The Legend of Saucy Mary

Legend claims that ‘Saucy’ Mary, a Norwegian Princess who married the Chief of Clan Mackinnon, collected this toll herself. A large portion of the clans’ income came through imposing a toll on passing ships. To avoid paying it would mean sailing around the far more treacherous Minch, known for its ferocious storms. The Clan Chief and his wife are said to have hung a chain across the straits from their home, Caisteal Maol in Kyleakin, to the mainland and demanded a hefty toll to be allowed through. Mary took it upon herself to collect the toll.  She would show gratitude for those who paid by flashing her bare chest as they sailed past, so the name ‘Saucy’ Mary came to be.

Day 3
A quick breakfast of homemade yogurt, berries and lovely sourdough toast that I’d picked up the weekend before from a fabulous honesty box on Mull, then outer clothing and boots on to lift the hook and head back out the bay to continue our northerly odyssey.
The wind was still in our favour so we decided to keep going up the coast and should make it up to the Kyles in good time to flow through with the tides.

We sailed past beautiful bays and inlets recalling times spent in each over the years. Passing Mallaig and Loch Nevis we  laughed as we remembered a canoe trip we’d made as teenagers in our aluminium canoe. We’d paddle Loch Morar and set out to portage over to Loch Nevis. This involved a very steep climb up and over a bealach carrying the canoe and all our camping kit plus our family collie trailing along too! I recall it being a real slog and probably a crazy idea but we were determined and made it, still talking to each other! We paddled up the loch to Camusrory to stay at Sourlies Bothy. The next day we had to do the same return journey but this time the wind was against us but as luck would have it, the local supply boat Spanish John was heading that way and offered us a lift. We gladly accepted and got a tow back up to Tarbet to make the same carrying back up and over.

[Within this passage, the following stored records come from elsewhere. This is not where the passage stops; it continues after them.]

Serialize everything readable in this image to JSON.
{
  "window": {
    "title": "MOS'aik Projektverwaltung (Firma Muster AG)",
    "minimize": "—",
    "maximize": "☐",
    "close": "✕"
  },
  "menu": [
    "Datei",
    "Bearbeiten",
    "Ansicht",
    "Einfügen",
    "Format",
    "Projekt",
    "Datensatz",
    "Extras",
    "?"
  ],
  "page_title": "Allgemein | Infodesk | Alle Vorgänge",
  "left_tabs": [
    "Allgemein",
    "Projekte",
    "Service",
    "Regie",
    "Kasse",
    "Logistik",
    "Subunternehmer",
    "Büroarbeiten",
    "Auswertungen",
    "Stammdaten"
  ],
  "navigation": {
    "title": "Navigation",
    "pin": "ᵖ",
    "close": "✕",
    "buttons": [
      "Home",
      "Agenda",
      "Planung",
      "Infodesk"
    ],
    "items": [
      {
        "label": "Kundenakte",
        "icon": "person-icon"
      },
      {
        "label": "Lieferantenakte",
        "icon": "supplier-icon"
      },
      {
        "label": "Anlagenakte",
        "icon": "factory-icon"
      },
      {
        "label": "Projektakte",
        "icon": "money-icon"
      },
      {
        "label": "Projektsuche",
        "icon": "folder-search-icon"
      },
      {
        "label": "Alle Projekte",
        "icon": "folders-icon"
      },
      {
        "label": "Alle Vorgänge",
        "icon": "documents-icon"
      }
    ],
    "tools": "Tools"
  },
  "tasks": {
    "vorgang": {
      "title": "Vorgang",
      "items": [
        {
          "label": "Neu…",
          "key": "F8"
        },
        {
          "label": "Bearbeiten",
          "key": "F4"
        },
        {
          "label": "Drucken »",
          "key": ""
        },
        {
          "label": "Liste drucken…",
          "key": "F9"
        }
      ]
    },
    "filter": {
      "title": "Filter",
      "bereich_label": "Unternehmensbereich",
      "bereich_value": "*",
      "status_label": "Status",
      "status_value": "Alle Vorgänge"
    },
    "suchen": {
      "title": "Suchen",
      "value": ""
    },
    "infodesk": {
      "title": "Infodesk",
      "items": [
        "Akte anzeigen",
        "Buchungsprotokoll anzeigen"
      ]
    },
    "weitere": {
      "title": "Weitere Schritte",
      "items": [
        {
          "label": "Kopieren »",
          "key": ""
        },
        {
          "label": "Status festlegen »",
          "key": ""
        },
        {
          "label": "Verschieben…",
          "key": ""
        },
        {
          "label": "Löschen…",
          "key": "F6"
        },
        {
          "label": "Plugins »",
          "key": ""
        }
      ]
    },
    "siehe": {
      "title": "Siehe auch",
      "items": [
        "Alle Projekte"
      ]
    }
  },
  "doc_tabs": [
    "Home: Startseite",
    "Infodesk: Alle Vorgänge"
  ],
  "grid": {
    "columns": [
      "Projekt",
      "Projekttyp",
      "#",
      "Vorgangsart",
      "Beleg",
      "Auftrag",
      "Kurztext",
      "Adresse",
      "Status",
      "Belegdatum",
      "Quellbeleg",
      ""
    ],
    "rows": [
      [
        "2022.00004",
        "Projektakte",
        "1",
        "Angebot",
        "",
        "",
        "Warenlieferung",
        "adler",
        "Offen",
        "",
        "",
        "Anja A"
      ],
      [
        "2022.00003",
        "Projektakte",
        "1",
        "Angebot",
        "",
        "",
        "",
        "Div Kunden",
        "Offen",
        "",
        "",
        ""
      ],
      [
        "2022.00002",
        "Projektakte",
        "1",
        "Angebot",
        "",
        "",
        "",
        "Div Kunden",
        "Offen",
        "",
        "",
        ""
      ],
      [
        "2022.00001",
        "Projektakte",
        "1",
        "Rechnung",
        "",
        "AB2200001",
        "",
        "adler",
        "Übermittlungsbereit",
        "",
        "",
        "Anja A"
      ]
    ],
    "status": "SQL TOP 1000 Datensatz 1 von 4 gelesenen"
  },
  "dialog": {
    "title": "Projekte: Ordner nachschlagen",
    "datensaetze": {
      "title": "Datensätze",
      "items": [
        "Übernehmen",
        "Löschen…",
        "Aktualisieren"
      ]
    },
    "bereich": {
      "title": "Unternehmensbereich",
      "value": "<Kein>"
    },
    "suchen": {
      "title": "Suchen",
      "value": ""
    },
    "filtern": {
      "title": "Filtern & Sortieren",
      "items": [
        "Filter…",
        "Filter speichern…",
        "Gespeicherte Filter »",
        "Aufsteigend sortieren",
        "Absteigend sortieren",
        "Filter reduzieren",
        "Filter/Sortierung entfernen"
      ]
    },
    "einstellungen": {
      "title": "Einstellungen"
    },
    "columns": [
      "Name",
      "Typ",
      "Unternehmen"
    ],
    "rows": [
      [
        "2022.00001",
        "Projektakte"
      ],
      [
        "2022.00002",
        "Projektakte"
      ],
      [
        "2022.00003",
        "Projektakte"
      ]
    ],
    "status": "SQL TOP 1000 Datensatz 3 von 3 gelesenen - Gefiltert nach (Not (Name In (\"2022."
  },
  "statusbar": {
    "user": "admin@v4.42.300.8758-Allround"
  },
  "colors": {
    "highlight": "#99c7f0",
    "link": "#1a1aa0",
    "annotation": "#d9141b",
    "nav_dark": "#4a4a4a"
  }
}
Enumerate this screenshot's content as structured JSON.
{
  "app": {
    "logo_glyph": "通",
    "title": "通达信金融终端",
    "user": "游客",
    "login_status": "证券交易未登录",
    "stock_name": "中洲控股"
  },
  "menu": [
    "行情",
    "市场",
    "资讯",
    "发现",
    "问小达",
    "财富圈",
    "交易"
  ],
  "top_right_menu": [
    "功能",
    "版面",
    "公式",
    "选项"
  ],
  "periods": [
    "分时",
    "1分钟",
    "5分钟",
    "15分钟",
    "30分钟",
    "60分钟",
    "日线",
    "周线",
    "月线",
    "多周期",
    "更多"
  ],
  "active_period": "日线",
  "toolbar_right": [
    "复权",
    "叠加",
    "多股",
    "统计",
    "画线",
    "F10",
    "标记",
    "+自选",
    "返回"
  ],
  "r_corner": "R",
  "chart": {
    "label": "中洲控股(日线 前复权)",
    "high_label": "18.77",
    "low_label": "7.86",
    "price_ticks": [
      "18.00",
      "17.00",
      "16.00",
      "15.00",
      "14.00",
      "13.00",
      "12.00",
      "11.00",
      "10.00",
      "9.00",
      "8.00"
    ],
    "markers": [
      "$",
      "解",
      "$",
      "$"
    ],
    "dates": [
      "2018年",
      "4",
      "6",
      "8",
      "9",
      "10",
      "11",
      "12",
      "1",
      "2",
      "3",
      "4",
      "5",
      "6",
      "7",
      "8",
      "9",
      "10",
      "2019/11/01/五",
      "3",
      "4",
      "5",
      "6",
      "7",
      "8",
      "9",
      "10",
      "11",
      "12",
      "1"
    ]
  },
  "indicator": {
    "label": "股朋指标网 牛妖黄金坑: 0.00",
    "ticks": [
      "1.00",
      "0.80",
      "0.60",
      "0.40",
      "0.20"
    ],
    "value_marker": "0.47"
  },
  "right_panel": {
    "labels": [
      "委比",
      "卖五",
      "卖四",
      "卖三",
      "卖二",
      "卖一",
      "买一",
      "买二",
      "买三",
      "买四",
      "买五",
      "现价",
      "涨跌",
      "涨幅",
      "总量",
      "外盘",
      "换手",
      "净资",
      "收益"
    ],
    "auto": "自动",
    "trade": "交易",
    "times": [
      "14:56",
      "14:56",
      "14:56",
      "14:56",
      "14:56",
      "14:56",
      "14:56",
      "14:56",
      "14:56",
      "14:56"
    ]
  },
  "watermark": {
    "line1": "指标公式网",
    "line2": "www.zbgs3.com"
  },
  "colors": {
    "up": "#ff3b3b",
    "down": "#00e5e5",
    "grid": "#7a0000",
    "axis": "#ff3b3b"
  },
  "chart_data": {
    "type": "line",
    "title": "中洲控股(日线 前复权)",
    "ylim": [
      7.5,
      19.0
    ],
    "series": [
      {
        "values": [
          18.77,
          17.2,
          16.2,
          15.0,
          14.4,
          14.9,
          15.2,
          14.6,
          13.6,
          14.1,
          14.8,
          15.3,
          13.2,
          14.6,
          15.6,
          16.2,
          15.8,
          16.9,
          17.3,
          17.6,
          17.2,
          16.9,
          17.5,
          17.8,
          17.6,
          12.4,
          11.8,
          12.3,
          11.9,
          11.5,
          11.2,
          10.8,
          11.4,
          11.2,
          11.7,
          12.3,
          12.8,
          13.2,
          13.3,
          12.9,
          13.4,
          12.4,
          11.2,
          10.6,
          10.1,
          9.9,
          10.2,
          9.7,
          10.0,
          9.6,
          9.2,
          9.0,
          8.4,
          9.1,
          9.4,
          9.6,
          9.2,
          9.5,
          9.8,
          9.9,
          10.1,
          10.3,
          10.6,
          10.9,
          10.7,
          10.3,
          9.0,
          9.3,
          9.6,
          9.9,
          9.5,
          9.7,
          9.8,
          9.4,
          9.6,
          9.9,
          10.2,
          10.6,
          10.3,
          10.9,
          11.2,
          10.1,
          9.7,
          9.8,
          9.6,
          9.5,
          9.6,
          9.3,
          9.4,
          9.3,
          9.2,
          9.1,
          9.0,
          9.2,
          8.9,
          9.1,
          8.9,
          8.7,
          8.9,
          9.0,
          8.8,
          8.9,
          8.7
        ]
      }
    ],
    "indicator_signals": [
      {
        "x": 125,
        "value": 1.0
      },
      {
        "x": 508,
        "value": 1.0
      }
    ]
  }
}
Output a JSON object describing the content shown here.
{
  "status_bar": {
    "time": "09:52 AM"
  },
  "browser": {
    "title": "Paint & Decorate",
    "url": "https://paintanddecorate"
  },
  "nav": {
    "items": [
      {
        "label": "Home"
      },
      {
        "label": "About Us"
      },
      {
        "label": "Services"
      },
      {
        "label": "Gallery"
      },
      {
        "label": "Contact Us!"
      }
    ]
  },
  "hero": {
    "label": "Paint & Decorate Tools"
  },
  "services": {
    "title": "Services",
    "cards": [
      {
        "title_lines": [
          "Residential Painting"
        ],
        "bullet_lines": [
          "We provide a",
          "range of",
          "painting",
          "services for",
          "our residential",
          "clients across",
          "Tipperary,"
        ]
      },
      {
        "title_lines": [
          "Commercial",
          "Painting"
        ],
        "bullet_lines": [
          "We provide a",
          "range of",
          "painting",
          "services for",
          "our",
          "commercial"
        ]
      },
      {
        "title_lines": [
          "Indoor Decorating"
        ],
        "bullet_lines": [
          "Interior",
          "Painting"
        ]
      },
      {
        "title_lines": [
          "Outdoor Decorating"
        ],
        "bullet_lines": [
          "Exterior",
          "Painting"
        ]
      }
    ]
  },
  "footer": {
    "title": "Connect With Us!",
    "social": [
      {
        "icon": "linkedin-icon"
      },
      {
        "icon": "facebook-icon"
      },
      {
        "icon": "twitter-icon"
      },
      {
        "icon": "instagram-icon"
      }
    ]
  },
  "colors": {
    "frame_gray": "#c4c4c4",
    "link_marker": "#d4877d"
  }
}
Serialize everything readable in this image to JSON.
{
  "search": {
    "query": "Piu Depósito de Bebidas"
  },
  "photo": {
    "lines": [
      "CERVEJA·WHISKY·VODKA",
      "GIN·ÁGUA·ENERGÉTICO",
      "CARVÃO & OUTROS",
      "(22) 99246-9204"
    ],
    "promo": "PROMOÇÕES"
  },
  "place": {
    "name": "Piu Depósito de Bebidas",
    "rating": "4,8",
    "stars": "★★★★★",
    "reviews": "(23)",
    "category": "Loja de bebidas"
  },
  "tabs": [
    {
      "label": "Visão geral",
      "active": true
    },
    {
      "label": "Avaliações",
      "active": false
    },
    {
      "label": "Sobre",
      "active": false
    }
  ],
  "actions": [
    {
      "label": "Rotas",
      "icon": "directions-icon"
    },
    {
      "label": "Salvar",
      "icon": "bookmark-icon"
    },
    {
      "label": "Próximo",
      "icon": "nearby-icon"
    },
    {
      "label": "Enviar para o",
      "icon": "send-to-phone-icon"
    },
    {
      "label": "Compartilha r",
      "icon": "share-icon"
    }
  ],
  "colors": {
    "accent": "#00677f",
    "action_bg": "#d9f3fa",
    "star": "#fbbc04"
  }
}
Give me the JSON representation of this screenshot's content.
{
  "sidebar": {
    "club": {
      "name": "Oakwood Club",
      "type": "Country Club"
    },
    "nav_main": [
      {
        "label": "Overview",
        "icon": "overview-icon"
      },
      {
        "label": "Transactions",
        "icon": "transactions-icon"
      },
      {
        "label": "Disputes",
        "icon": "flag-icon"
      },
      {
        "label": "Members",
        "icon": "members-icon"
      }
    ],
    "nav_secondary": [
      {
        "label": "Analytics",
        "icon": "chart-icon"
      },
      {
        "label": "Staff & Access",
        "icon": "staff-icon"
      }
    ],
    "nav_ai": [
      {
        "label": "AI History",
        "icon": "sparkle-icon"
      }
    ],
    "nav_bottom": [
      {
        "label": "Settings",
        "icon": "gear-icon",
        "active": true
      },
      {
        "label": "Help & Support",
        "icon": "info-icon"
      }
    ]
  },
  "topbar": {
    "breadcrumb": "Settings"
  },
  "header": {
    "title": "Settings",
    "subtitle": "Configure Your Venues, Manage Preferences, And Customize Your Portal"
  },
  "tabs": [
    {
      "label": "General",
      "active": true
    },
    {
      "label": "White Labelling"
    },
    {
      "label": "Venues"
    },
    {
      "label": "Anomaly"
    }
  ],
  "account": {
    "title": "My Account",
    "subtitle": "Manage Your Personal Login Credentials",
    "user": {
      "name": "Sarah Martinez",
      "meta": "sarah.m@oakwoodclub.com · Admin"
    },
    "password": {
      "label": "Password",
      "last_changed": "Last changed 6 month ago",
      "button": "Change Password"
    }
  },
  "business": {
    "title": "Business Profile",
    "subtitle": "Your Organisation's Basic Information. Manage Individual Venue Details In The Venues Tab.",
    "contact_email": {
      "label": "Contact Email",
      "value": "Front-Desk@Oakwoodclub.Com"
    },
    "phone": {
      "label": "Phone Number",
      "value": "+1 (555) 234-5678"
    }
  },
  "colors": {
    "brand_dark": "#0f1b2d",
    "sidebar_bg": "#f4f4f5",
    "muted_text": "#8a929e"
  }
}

Well our adventures started young and we never really learned but I think these mad cap trips helped forge our relationship and instilled a real love of these wild places.

Knoydart passed by our starboard, the large humps of Ladhar Bheinn, Luinne Bheinn and sharper peak of Sgurr na Ciche recognisable on the skyline. I had such a fondness for this wild place, I’d climbed through its rough bounds with my late father, we’d made up stories about Loony Benny a character I’d created who lived on Luinne Bheinn. The captain had requested my hand in marriage from my father on a trip there and I’d stayed a whole summer there as a student, writing my dissertation on the concept of wilderness. That was a fabulous summer, I was adopted by the community and stayed firstly in the postman’s shed as he would not hear of me camping, then I was passed to a local family as their daughter was at the high school hostel in Mallaig so they had a spare room. He was a prawn fisherman and a delightful character, every night was a ceilidh and I helped care for their rosy cheeked baby when I wasn’t writing or tramping the hills. It was also then I fell in love with large hounds, they had a deer hound who was the most beautiful dog I’d ever seen, her name was Jade due to her green eyes, gentle and graceful but on the hill she could run like the wind!

Memories are precious and I loved bringing them back to mind as I sat in the cockpit, it felt a privilege to have the time to recollect and reminisce.

We reached Glenelg in good time and raced along, the wind behind us and tide with us. It narrows here and the tide brings up the nutrients and sealife as it pours through, we watched a huge flock of gulls feeding and seals darting about hunting for prey. Rounding the point and into Loch Alsh the tide released us and we could see the Skye Bridge ahead. We decided we’d had enough for one day and would anchor south of the bridge for the night in Loch na Beiste.

We sailed confidently into the bay, narrowing as it ended at a green wooded shore, a sheer waterfall emptying into the sea on our starboard.
I felt tired again after the disturbed night but revived after a cup of tea and ginger biscuit. It felt good to be north of the Argyll coastline, we were just round the corner from the Skye Bridge which acts as the gateway to the north coast and true western isles.
I sat, feet up in the cockpit reading and  writing until a figure caught my eye standing on the shore.  It seemed such a remote place to get to and I couldn’t see any tracks marked on the map but guessed he might be a local and knew the paths down to this wee bay, maybe like me, he feels the need to wander down from his house and just be there. He stayed a while just looking and wandering along the shore then slowly retreated back into the woods.
The air grew chillier and I went down below to put dinner together. The skipper had pre-prepared most of our meals so dinner was easy, reheat and pimp up.  We found some TV to watch before bedtime and although it was wet outside, it was a gentle rain so quieter and I hoped I was in for a more peaceful night.